Sundance 2018: Foxtrot

Foxtrot: “No matter what, you end up at the same spot.”

Written by: Michael Mejia

The foxtrot, as demonstrated in Samuel Maoz’s film by the same name, is a dance that traces a square: forward—right, right—back—left, left. Over and over. Foxtrot the film, its title referring both to the dance and to the codename of a sleepy Israeli army outpost near the country’s northern border, moves forward, patiently, almost agonizingly, but it, too, traces a tight square of connections, transgressions, and fateful coincidences. Or, similar to the design of an abstract painting hanging in protagonists Michael and Dafna Feldman’s foyer, one might say the film’s narrative skews through a sequence of sudden and monumental shifts, never completely erasing its previous plot lines, so that, like the foxtrot, as Michael says, “no matter what, you end up at the same spot.”

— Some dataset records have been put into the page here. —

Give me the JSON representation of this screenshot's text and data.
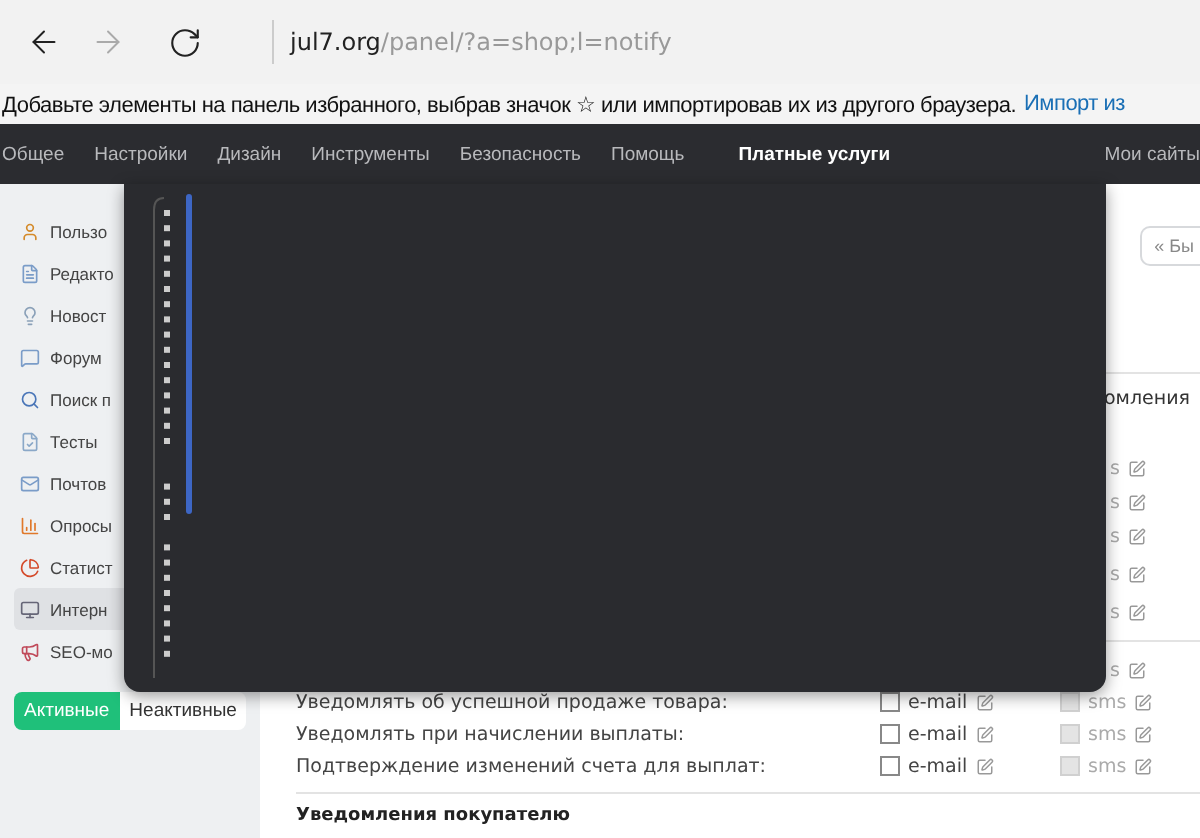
{
  "browser": {
    "url_host": "jul7.org",
    "url_path": "/panel/?a=shop;l=notify"
  },
  "favorites_bar": {
    "message": "Добавьте элементы на панель избранного, выбрав значок ☆ или импортировав их из другого браузера.",
    "link": "Импорт из"
  },
  "nav": [
    {
      "label": "Общее",
      "selected": false
    },
    {
      "label": "Настройки",
      "selected": false
    },
    {
      "label": "Дизайн",
      "selected": false
    },
    {
      "label": "Инструменты",
      "selected": false
    },
    {
      "label": "Безопасность",
      "selected": false
    },
    {
      "label": "Помощь",
      "selected": false
    },
    {
      "label": "Платные услуги",
      "selected": true
    }
  ],
  "nav_right": "Мои сайты",
  "sidebar": {
    "items": [
      {
        "label": "Пользо",
        "selected": false
      },
      {
        "label": "Редакто",
        "selected": false
      },
      {
        "label": "Новост",
        "selected": false
      },
      {
        "label": "Форум",
        "selected": false
      },
      {
        "label": "Поиск п",
        "selected": false
      },
      {
        "label": "Тесты",
        "selected": false
      },
      {
        "label": "Почтов",
        "selected": false
      },
      {
        "label": "Опросы",
        "selected": false
      },
      {
        "label": "Статист",
        "selected": false
      },
      {
        "label": "Интерн",
        "selected": true
      },
      {
        "label": "SEO-мо",
        "selected": false
      }
    ],
    "tabs": [
      {
        "label": "Активные",
        "selected": true
      },
      {
        "label": "Неактивные",
        "selected": false
      }
    ]
  },
  "main": {
    "back_button": "« Бы",
    "column_header": "омления",
    "covered_rows": [
      {
        "sms": "s"
      },
      {
        "sms": "s"
      },
      {
        "sms": "s"
      },
      {
        "sms": "s"
      },
      {
        "sms": "s"
      }
    ],
    "covered_rows_2": [
      {
        "sms": "s"
      }
    ],
    "rows": [
      {
        "label": "Уведомлять об успешной продаже товара:",
        "email": "e-mail",
        "email_checked": false,
        "sms": "sms",
        "sms_disabled": true
      },
      {
        "label": "Уведомлять при начислении выплаты:",
        "email": "e-mail",
        "email_checked": false,
        "sms": "sms",
        "sms_disabled": true
      },
      {
        "label": "Подтверждение изменений счета для выплат:",
        "email": "e-mail",
        "email_checked": false,
        "sms": "sms",
        "sms_disabled": true
      }
    ],
    "section_title": "Уведомления покупателю"
  }
}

After an oblique opening from the point of view of a military vehicle rolling down an empty desert road, the film begins in earnest with Dafna opening the Feldman’s apartment door to a detachment of soldiers who’ve come to inform her and her husband of their son Jonathan’s death. They don’t actually make the announcement before Dafna hits the floor, her husband Michael watching from the next room, frozen and speechless as the soldiers work to calm her down. A syringe appears. The soldiers are prepared for this response. Disturbingly so. For the next ten minutes, a still silent Michael has the next day of his life dictated to him, essentially by his government: take this pill, drink a glass of water every hour, someone will be back to check on Dafna, the military will make all the arrangements for Jonathan’s funeral. Left alone, Michael’s grief turns gradually to a rather glorious rage, which, at its height—assisted by the particular set of his silver beard and hair—makes him seem like a wrathful, Biblical father, perhaps even God himself. Michael is an architect, after all.

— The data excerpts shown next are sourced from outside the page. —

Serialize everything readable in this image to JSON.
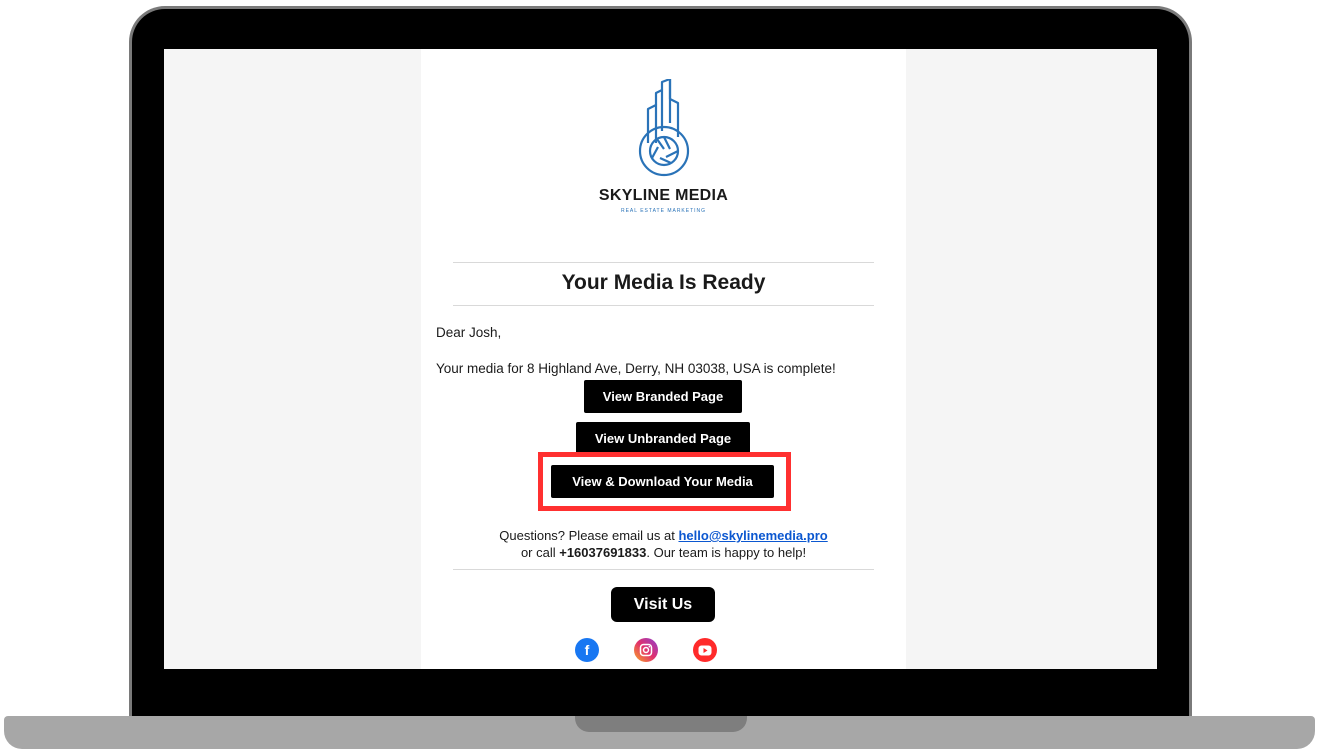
{
  "email": {
    "brand": {
      "name": "SKYLINE MEDIA",
      "tagline": "REAL ESTATE MARKETING",
      "logo_icon": "building-camera-aperture-logo",
      "logo_color": "#2a73b8"
    },
    "heading": "Your Media Is Ready",
    "greeting": "Dear Josh,",
    "message": "Your media for 8 Highland Ave, Derry, NH 03038, USA is complete!",
    "buttons": {
      "branded": "View Branded Page",
      "unbranded": "View Unbranded Page",
      "download": "View & Download Your Media"
    },
    "contact": {
      "line1_prefix": "Questions? Please email us at ",
      "email": "hello@skylinemedia.pro",
      "line2_prefix": "or call ",
      "phone": "+16037691833",
      "line2_suffix": ". Our team is happy to help!"
    },
    "visit_button": "Visit Us",
    "social": [
      {
        "icon": "facebook-icon",
        "color": "#1877f2"
      },
      {
        "icon": "instagram-icon",
        "color": "#e1306c"
      },
      {
        "icon": "youtube-icon",
        "color": "#ff2a2a"
      }
    ],
    "highlight_color": "#ff3030"
  }
}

But nothing here is quite what it seems. While the soldiers sent to inform the Feldman’s of their tragedy represent military service as an efficient and honorable duty, the realities faced by the young soldiers posted at the damp and rusting Foxtrot outpost, featured in the film’s second movement, illustrate a much less organized or controlled environment, at least at their level, in this spot, where wild camels are as common on the road as vehicles.

How this sequence and the film’s final section are connected to the first is best to leave unwritten here, but the formal choreography throughout is as elegant as that of the camera’s, and the intelligent, play-like script balances substantial, actor-friendly silence with powerful monologues, as well as one of the best dance scenes with a rifle you’ll see this year.

One may well wonder if Foxtrot is too constructed, too dependent on an all encompassing structure telegraphed by that perfectly placed painting at the opening. And yet, even when we’re onto its game of connections, the film is still capable of often devastating surprise, so that even its cruelest irony feels not just right, with respect to form, but natural, even necessary, in the much grander, metaphysical scheme.

Foxtrot is a formalist’s dream, a knot of questions about fate and choice, about responsibility and guilt, and ultimately forgiveness and atonement, and the sacrifices we make for them.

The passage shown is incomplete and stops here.